This weekend I finished the main plot of The Witcher 3, which I’d been putting off for a while because I have a tendency of leaving things right before their end for ages. Found a lot of parallels between Ciri and Buffy (of vampire slaying fame), which is all I’ll say as I don’t want to spoil it. On the Dlc now, and enjoying being trounced again by various beasties while carrying out challenges from a genie type omnipotent master of mirrors who is essentially Q from Star Trek. Some nice character work, with some great humour.

While buying tickets for Logan the other day, I was struck by how rugged and old the poster made Hugh Jackman look. Almost Geralt-like. The film was silly but enjoyable, though definitely not for the squeamish in Robocop level gore. Also not content in killing just the one black guy, they do their whole family. Sigh.It was also very disconcerting seeing the guy from Narcos channelling Gary Oldman as a ridiculously over the top Southern villain. The sniping between Wolverine and the professor was great, particularly in its meta references to literal X-Men comics. Again, like Hackers, I was left with a distinctly Dark Angel vibe in its plot and particularly ending.

I also watched Neil Gaiman talking about his collection of Norse Mythology, acknowledging those that came before and their visions of the translations. His take on them sounded decent, and something I’ll probs borrow at some point. He made quite an interesting point I’d not thought of before, of the limited cast of the Myths, with the particular edda sources perhaps being a particular focus, how generally speaking there aren’t any goddess-centric stories, perhaps because they were told in different spaces, private spaces, women-centric spaces where the stories were told for reasons that weren’t captured by the already historicising Snorri. There are giantess especially, that said. It made me want to go on a Marina Warner binge.

With regards to events, at some point I’ll write up BIFM‘s WIFM event for International Women’s Day, which was a positive, short panel that brought together leading women in the field of Facilities Management. But that’s shop talk, so ought to be split out.
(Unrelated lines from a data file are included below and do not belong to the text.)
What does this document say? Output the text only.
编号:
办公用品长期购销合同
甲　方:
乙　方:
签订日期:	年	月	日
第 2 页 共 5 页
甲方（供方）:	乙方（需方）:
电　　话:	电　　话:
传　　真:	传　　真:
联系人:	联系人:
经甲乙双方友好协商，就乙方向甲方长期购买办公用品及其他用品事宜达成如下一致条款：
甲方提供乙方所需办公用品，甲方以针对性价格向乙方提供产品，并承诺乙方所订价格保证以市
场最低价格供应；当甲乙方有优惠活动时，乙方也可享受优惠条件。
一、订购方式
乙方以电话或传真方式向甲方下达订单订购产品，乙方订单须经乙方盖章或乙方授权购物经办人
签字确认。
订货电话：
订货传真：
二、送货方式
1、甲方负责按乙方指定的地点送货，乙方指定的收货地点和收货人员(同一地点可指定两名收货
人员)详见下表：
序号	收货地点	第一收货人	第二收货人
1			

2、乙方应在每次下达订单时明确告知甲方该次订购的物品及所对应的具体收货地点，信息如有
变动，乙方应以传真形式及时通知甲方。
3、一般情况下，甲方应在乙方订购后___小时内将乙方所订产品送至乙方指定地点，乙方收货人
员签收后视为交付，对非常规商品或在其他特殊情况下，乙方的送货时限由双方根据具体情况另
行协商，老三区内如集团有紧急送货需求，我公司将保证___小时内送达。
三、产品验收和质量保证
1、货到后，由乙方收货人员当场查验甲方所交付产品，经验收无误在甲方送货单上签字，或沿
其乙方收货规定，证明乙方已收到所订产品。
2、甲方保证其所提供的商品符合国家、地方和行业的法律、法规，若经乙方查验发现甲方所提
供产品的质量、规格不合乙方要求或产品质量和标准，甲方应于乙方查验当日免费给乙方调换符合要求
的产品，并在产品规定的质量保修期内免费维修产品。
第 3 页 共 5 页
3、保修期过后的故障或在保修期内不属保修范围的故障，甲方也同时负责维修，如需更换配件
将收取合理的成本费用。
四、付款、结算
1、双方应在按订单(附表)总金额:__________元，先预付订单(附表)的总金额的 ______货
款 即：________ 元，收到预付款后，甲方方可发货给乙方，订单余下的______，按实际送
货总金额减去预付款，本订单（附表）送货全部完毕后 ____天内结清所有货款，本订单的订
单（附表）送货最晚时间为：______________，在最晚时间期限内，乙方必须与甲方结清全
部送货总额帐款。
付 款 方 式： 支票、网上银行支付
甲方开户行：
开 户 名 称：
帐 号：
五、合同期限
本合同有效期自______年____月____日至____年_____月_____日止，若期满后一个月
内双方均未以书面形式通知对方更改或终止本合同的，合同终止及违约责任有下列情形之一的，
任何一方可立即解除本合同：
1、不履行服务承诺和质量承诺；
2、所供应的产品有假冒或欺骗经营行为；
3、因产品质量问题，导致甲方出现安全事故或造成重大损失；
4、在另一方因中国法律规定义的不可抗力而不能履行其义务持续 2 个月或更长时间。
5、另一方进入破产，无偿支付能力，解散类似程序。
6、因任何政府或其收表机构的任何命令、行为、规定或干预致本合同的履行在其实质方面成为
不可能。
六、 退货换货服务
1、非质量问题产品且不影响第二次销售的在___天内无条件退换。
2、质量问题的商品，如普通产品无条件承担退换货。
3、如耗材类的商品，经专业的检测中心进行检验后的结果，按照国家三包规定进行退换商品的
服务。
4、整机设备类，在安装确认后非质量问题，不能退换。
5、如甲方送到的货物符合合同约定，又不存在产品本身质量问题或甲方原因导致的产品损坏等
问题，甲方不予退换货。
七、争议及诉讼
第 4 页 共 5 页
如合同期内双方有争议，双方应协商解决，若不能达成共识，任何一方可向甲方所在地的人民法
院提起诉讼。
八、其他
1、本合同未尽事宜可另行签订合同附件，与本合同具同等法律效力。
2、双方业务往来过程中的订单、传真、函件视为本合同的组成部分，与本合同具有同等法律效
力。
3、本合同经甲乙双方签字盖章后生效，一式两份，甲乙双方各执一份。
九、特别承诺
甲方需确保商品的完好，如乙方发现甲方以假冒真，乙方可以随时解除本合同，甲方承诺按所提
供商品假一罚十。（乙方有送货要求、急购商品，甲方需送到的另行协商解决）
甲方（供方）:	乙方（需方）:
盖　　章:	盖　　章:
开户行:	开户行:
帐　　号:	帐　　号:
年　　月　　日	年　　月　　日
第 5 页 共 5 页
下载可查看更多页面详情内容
Visited the Oxford Playhouse last month to see The Winter’s Tale, a play I did not know at all. Interesting after remembrances of King Lear and The Tempest: families undone by doubt and mistrust, with regret and estrangement, a bit of Pygmalion thrown in at the end. Some nice contemporary spliced in, with a compere/bard that I was expecting to turn around and go ‘anyway, here’s Wonderwall’ at any moment.

Tune in next time for Ikarie xb1, past futures, why Bri-nylon will save you from the temptations of mysterious carpet sellers and the Central St Martin’s Fashion in Film series.

Anyway, here’s wonderwa–  In closing, Suede’s The Asphalt World has been in my head all day. I’m OK with this.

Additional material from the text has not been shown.